# ANFIS for Human Speech DSP

## Course

ECE 595 - Machine Learning

## Group Members

Oliver Bartz\
Jacob Lister

## Project Description

We recreate the ANFIS model seen in the paper using similar data in the MATLAB environment. We input speech with background noise and white noise and train the model to isolate the primary speech sound.

## Relevant Reading

Project based off of the following paper:\
<https://ieeexplore.ieee.org/document/10167890>

## About ANFIS

ANFIS stands for Adaptive-Network-Based Fuzzy Inference System. It is a low-complexity machine learning algorithm that makes use of fuzzy inference rules for determining the output of the model.

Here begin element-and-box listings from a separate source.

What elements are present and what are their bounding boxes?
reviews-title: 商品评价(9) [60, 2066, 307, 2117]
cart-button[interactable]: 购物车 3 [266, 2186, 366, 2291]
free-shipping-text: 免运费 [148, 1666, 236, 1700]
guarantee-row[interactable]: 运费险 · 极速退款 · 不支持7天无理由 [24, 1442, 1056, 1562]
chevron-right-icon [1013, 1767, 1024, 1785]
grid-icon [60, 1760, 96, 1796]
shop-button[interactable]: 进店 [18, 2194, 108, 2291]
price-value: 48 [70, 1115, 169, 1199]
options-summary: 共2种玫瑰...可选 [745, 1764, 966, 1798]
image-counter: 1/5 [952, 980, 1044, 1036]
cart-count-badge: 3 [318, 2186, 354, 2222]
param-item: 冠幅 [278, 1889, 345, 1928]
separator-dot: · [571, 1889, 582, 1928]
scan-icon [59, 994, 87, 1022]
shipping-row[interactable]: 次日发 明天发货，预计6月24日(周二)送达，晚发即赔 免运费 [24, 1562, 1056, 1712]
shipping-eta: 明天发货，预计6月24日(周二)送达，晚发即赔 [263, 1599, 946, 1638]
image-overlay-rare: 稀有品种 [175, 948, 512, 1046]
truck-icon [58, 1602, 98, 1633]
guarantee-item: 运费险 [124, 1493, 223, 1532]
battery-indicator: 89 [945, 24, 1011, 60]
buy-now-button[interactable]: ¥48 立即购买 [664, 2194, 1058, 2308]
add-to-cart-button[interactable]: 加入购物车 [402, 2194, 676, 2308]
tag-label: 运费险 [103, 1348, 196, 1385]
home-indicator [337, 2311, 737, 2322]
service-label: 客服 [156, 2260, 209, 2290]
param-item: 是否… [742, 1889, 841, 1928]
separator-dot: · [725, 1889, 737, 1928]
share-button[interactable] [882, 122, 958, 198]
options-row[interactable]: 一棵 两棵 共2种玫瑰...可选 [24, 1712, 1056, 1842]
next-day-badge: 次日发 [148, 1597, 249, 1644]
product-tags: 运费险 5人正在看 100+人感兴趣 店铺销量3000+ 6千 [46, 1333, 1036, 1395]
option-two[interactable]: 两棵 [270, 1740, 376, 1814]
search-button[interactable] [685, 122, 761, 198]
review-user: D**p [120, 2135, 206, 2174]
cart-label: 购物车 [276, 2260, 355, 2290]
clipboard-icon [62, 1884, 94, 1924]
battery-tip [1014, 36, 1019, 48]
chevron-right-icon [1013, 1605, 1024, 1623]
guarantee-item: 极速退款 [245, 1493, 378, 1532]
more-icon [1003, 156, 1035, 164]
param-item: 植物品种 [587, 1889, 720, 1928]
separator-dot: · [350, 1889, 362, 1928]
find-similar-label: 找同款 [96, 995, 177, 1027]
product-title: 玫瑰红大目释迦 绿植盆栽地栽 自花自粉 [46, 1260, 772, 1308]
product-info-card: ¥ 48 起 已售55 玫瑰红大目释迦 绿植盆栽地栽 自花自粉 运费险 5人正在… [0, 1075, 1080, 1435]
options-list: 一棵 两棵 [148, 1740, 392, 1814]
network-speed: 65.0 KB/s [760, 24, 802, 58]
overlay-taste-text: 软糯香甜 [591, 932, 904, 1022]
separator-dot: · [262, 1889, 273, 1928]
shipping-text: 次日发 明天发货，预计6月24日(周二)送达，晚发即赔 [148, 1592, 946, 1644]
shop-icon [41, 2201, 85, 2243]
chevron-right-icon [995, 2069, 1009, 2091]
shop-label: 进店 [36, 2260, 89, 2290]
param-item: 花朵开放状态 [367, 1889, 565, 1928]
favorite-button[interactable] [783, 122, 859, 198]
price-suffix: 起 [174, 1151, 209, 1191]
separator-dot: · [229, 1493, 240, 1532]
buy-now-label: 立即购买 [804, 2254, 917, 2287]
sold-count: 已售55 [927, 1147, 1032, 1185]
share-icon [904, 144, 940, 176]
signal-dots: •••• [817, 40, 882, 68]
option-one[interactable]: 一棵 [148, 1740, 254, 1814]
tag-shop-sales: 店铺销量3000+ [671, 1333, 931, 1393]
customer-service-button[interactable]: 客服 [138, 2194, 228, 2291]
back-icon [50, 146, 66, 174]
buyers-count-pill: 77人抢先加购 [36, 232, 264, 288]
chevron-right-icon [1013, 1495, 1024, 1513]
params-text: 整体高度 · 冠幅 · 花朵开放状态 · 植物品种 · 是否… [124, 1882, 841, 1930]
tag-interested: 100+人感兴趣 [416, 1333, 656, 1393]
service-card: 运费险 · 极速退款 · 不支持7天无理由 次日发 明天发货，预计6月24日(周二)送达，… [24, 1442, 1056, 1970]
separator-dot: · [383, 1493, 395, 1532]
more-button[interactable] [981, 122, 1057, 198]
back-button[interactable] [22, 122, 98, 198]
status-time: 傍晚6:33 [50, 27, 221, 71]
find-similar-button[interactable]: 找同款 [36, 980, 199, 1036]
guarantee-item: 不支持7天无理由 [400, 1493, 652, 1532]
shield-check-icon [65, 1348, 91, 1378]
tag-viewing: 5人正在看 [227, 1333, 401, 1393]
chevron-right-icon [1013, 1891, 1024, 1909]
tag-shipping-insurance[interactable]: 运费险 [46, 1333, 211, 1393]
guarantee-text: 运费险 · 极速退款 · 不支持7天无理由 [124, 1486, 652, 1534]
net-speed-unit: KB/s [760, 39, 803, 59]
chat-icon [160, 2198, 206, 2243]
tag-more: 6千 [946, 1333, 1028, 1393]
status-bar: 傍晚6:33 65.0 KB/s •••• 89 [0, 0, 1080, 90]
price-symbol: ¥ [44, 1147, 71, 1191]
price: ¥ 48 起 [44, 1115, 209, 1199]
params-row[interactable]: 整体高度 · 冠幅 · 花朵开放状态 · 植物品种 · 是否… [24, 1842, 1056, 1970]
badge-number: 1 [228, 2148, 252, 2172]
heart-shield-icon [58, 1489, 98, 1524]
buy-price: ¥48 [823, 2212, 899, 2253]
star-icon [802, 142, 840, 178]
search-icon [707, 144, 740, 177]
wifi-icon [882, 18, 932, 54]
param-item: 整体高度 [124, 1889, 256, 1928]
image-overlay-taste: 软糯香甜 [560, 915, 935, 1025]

Below is a link to the paper that first proposed ANFIS as a method.\
<https://ieeexplore.ieee.org/document/256541>

## Dataset

Data is a subset of the DARPA TIMT Acoustic-Phoenetic Continuous Speech set, found at the following Kaggle page:\
<https://www.kaggle.com/datasets/mfekadu/darpa-timit-acousticphonetic-continuous-speech>

We extracted 20 random audio files of speakers with different dialectical backgrounds, 10 males and 10 females. Each sample is 2-3 seconds in length and contains one sentence of speech. We then used Audacity to add white noise and background noise found at the following link:\
<https://www.youtube.com/watch?v=xeDsWdc1vgg>

We exported the mixed audio sample and used this as input data for the model.

## Network Structure

The following image represents a standard ANFIS model with two inputs. In this case, n1 represents the sound data with noise included and n2 represents the clean sound data.\
![image.png](attachment:image.png)

## Training Details

After testing and tweaking the training parameters, we have settled on the following approach:
- Train the initial model on the data with only background noise and normal speech (no white noise)
- Tune the model on the data with only white noise and normal speech (no background speech)
- Complete 30 epochs of training
- Include validation data to prevent overfit during tuning
- Train by reducing RMSE

## Testing and Evaluation Methods

Evaluation was a multi-faceted process. Looking at SNR helped provide a quantitative measure of noise removal. Additionally, listening to the filtered audio helped as a "sanity check," ensuring reported numbers matched qualitative observations. We also looked at graphed audio signals and their spectrograms.

### Wiener Filter

To have a performance comparison, we put the same data through a Wiener filter and compared its output to that of the ANFIS model.

### Results

Below is a number of time domain of various signals\
![image.png](attachment:image.png)

### SNR Comparison:

| Signal Type          | SNR (Linear) |
| -------------------- | ------------ |
| Input data (noisy)   | 1.62966      |
| ANFIS filtered data  | 1.71903      |
| Wiener filtered data | 1.61094      |

This tells us that our ANFIS model outperforms the Wiener filter, successfully increasing the SNR of the input data and leading clearer speech recognition for the listener. This also shows that the Wiener filter slightly reduced the quality of the input data, introducing additional noise.\
These conclusions are supported by our qualitative observations when listening to the audio samples.

### Spectrograms:

Below are spectrograms of the various signals shown in the first figure of this section.\
![image-3.png](attachment:image-3.png)\
![image-4.png](attachment:image-4.png)\
![image-5.png](attachment:image-5.png)\
![image-2.png](attachment:image-2.png)

## Discussion and Conclusion

We had noticed once we completed the model that compared to the paper we were referencing, our performance on both the ANFIS model and Wiener filter were far poorer than expected. When comparing our implementation with how the paper described their implementation, we realized that the SNR for our original data (the human speech with the added background and white noise) is much lower than one would expect in almost any kind of communication system. This is what we believe to be the cause of the overall worse performance of the ANFIS model and Wiener filter. Additional work could be done in the future to test the performance of our model at a higher SNR to see if we can match or beat the results of the paper.

Overall, we were able to use the ANFIS model to help remove noise from a speech signal and compare its performance with another method of noise supression being a Wiener filter.